The Nice Guys is a violent comedy from writer-director Shane Black (Lethal Weapon, Iron Man 3). It stars Ryan Gosling as a hapless private investigator who's obliged to work with a thumb-breaker (Russell Crowe) to find a missing girl in '70s L.A. The trailer is hilarious. That film debuts May 20.

After three big-budget family films duke it out over Memorial Day weekend, the wizards of Pixar rise on June 17 to rule the summer. Their superweapon this year is Finding Dory, the sequel to 2003's instant classic Finding Nemo. That film made close to a billion dollars. This amnesiac adventure should do just fine.

Roald Dahl has been dead for a quarter of a century, but his work and tone still dominate children's cinema. Pair his classic The BFG, a study in supersize bullying, with Steven Spielberg, the demigod who all but invented summer blockbusters, and you have a recipe for magic over Fourth of July weekend.

Ask an animal lover which movie he or she most eagerly awaits. The answer is likely to be The Secret Life of Pets (July 8), computer-crafted by Illumination Entertainment, home of Gru and his Minions. Illumination's gift for physical comedy is on full display, while Louis C.K. and Kevin Hart rock the voice-over microphone.

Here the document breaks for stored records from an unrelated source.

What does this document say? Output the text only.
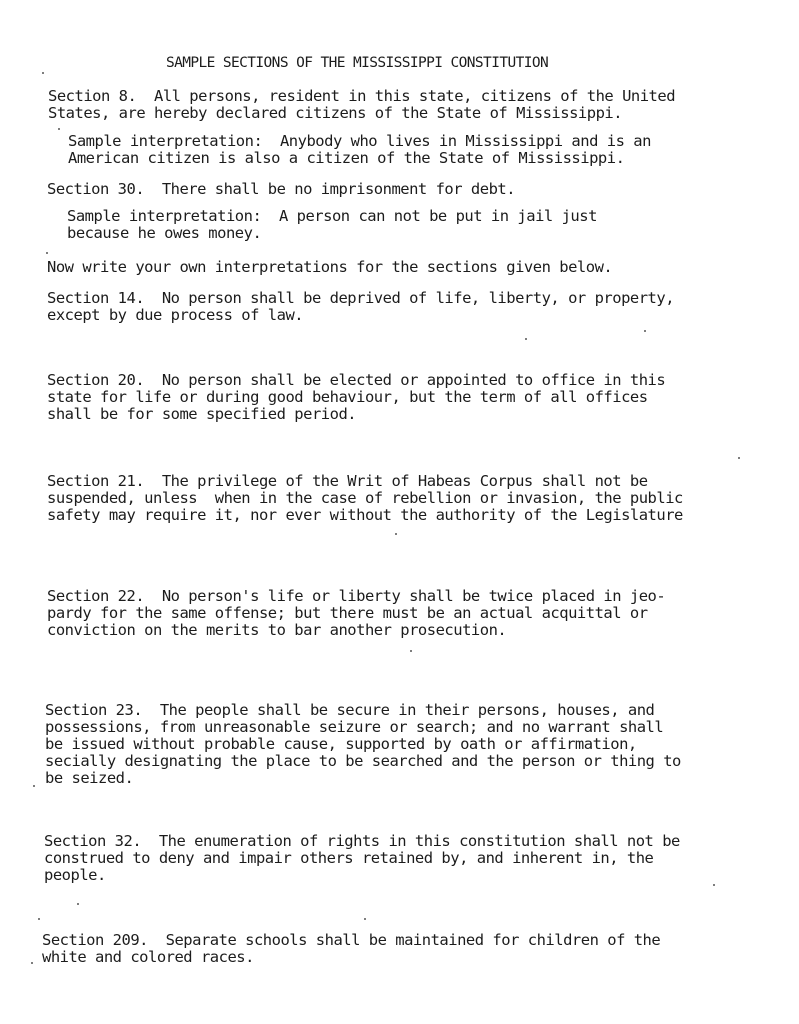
SAMPLE SECTIONS OF THE MISSISSIPPI CONSTITUTION
Section 8.  All persons, resident in this state, citizens of the United
States, are hereby declared citizens of the State of Mississippi.
Sample interpretation:  Anybody who lives in Mississippi and is an
American citizen is also a citizen of the State of Mississippi.
Section 30.  There shall be no imprisonment for debt.
Sample interpretation:  A person can not be put in jail just
because he owes money.
Now write your own interpretations for the sections given below.
Section 14.  No person shall be deprived of life, liberty, or property,
except by due process of law.
Section 20.  No person shall be elected or appointed to office in this
state for life or during good behaviour, but the term of all offices
shall be for some specified period.
Section 21.  The privilege of the Writ of Habeas Corpus shall not be
suspended, unless  when in the case of rebellion or invasion, the public
safety may require it, nor ever without the authority of the Legislature
Section 22.  No person's life or liberty shall be twice placed in jeo-
pardy for the same offense; but there must be an actual acquittal or
conviction on the merits to bar another prosecution.
Section 23.  The people shall be secure in their persons, houses, and
possessions, from unreasonable seizure or search; and no warrant shall
be issued without probable cause, supported by oath or affirmation,
secially designating the place to be searched and the person or thing to
be seized.
Section 32.  The enumeration of rights in this constitution shall not be
construed to deny and impair others retained by, and inherent in, the
people.
Section 209.  Separate schools shall be maintained for children of the
white and colored races.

Online crybabies oozed from the woodwork to manwhine about Paul Feig's distaff update of Ghostbusters (July 15). That's embarrassing. Feig's take on the franchise stars four of the funniest performers in the English-speaking world. He's the genius who gave us Freaks and Geeks, Bridesmaids and Spy. So when someone asks you if Paul Feig is a comedy god, you say, "Yes!"

If adventure has a name in the 21st century, it must be Jason Bourne. Under the shaky-cam aegis of unimpeachable director Paul Greengrass (United 93), Matt Damon tears up Athens and the Las Vegas strip July 29. If Greengrass' prior episodes are any indication, the chase scenes alone will be worth the price of admission.

The Founder (Aug. 5) stars Michael Keaton as Ray Kroc, the traveling salesman who bought the Golden Arches out from under brothers Dick and Mac McDonald. Expect a razor-sharp script by Robert Siegel.

Comic book junkies are slobbering for Suicide Squad (also Aug. 5), in which Harley Quinn and the Joker somewhat-unite with a lineup of lesser DC villains. Their mission: unknown. Their major malfunctions: antisocial and borderline personality disorders. Their standout performance: Jared Leto, going full Method guano-psychotic as the Clown Prince of Crime.

For our 10th pick, we considered several high-budget spectacles saddled with dubious writing credits and/or troubled production histories:  Alice Through the Looking Glass, Independence Day 2: Resurgence, Star Trek Beyond, Warcraft, and X-Men: Apocalypse. We settled on Ben-Hur (Aug. 19), the remake of a not-so-great epic best remembered for one killer chariot race. Now imagine Ben-Hur slathered with CGI! Clearly Timur Bekmambatov did. He's the Kazakh maniac who gave us Night Watch, Wanted, and other effects-driven popcorn flicks that look rather better than they are. If that isn't your cup of Coca-Cola, try War Dogs, a dramedy about first-time arms dealers, that weekend.